Google’s large language model, Bard, has an interface that is even less explicit about the fact that the system will frequently produce completely incorrect information that it presents as fact, or that its answers may be biased against women and minorities. A user must reference the FAQ page to learn more about these limitations and Google’s data practices.
Users of ChatGPT and other AI chatbots and products are too frequently unable to make informed decisions about whether and how much to engage with these systems and their inherent risks.
Consult the Literature, and the Experts
It doesn’t have to be this way. Decades of literature about the science of risk communication, and lessons from other sectors, could be applied to large language models in ways that would meaningfully improve the status quo. At the Center for Long-Term Cybersecurity, our research outlines best practices in effective risk communications for digital platforms including facilitating dialogue with users, establishing actionable risk communication, and measuring the effectiveness of risk communications in an ongoing manner. Risk communication is especially critical for high-stakes, experimental products like generative AI that explicitly depend on user engagement to improve.

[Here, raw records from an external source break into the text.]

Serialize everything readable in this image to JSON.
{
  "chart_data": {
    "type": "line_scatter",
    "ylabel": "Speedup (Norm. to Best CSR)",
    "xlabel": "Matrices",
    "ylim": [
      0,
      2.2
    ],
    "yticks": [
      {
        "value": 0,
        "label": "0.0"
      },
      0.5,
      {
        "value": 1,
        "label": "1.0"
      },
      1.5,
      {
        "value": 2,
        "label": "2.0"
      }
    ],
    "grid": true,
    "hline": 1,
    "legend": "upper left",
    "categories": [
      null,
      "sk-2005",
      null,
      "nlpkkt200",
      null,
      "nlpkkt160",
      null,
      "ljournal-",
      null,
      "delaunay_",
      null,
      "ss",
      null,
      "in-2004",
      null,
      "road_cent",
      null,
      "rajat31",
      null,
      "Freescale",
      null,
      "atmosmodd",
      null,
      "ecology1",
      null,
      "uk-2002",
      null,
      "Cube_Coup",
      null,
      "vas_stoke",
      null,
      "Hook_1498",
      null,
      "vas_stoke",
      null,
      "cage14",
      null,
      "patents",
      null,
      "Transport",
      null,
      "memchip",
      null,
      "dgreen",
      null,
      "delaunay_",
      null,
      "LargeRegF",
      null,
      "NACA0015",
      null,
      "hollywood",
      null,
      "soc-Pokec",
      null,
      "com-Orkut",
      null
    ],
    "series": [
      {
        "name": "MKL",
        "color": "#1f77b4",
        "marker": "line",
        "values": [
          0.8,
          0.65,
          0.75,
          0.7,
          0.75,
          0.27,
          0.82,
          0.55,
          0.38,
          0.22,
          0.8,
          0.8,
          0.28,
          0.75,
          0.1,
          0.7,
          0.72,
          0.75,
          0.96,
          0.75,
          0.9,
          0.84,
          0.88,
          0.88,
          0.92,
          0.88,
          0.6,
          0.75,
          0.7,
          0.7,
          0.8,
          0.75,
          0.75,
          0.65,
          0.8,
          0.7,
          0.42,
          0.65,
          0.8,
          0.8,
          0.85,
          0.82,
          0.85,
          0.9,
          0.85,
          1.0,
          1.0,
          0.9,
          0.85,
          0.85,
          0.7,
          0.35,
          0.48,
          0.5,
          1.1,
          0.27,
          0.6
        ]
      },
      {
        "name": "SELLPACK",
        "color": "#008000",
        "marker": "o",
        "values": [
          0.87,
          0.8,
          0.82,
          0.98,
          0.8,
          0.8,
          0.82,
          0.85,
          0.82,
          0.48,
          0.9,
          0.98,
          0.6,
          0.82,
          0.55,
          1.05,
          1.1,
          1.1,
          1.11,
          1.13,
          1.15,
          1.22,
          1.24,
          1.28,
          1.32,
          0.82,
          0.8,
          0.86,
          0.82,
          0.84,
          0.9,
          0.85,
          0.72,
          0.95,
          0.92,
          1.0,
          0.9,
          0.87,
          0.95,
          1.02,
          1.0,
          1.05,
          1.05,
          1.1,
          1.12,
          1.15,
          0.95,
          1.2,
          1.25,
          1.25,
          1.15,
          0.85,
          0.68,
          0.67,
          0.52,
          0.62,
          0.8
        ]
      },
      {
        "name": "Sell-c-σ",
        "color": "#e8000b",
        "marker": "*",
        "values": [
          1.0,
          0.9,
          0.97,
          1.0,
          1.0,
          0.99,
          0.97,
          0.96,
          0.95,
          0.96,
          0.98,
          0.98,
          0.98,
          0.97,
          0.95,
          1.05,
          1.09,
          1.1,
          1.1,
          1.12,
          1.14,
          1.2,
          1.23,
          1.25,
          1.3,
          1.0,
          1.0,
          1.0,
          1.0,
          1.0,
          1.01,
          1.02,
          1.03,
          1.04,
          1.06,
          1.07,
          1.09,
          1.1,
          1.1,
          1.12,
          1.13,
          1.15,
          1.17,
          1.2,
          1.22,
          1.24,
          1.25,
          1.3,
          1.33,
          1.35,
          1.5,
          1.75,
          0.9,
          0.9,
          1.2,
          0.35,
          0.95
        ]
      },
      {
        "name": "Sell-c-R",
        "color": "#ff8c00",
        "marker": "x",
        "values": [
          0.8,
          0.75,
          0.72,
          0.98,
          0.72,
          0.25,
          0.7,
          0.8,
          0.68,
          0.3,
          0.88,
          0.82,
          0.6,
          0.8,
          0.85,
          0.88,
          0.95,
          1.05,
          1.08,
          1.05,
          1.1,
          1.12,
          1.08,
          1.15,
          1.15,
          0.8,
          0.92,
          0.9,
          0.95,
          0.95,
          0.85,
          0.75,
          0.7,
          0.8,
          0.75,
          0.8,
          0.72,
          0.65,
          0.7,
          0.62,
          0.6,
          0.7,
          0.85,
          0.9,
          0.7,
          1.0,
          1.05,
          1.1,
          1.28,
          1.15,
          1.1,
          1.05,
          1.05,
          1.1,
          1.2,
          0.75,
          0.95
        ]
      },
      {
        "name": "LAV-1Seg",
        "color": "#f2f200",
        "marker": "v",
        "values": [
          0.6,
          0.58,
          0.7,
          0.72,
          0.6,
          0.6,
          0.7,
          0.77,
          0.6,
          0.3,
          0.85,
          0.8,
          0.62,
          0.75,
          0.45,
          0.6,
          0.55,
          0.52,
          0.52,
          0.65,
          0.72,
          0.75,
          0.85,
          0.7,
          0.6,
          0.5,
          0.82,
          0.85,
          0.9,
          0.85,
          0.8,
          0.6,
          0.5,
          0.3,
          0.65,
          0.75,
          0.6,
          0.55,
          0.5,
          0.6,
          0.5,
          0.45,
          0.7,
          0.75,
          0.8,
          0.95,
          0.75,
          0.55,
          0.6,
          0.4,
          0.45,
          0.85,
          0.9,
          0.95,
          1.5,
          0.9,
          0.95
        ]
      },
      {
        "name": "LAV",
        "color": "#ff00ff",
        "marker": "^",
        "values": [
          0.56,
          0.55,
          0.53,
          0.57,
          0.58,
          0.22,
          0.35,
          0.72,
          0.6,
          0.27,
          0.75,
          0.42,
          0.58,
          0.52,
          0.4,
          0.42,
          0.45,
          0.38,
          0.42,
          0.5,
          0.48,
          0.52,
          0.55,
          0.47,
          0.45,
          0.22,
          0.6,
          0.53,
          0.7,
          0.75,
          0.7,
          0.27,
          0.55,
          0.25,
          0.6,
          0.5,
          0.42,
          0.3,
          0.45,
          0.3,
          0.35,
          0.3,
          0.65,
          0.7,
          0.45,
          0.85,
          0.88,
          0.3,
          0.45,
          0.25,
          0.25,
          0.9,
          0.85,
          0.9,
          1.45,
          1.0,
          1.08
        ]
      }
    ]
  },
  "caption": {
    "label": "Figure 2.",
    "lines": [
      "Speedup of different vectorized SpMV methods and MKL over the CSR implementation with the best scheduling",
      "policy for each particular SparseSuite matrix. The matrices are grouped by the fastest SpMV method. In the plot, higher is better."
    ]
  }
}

The world’s richest and most powerful companies deploying flawed technology without processes and tools for users to make informed risk decisions was not an inevitable turn of events. We did not need to be in this position, and we do not need to remain here. We can strive for significantly better forms of engagement between the companies, models, users, and broader public. Improving practices of risk communication is an important step on the path toward trustworthy AI.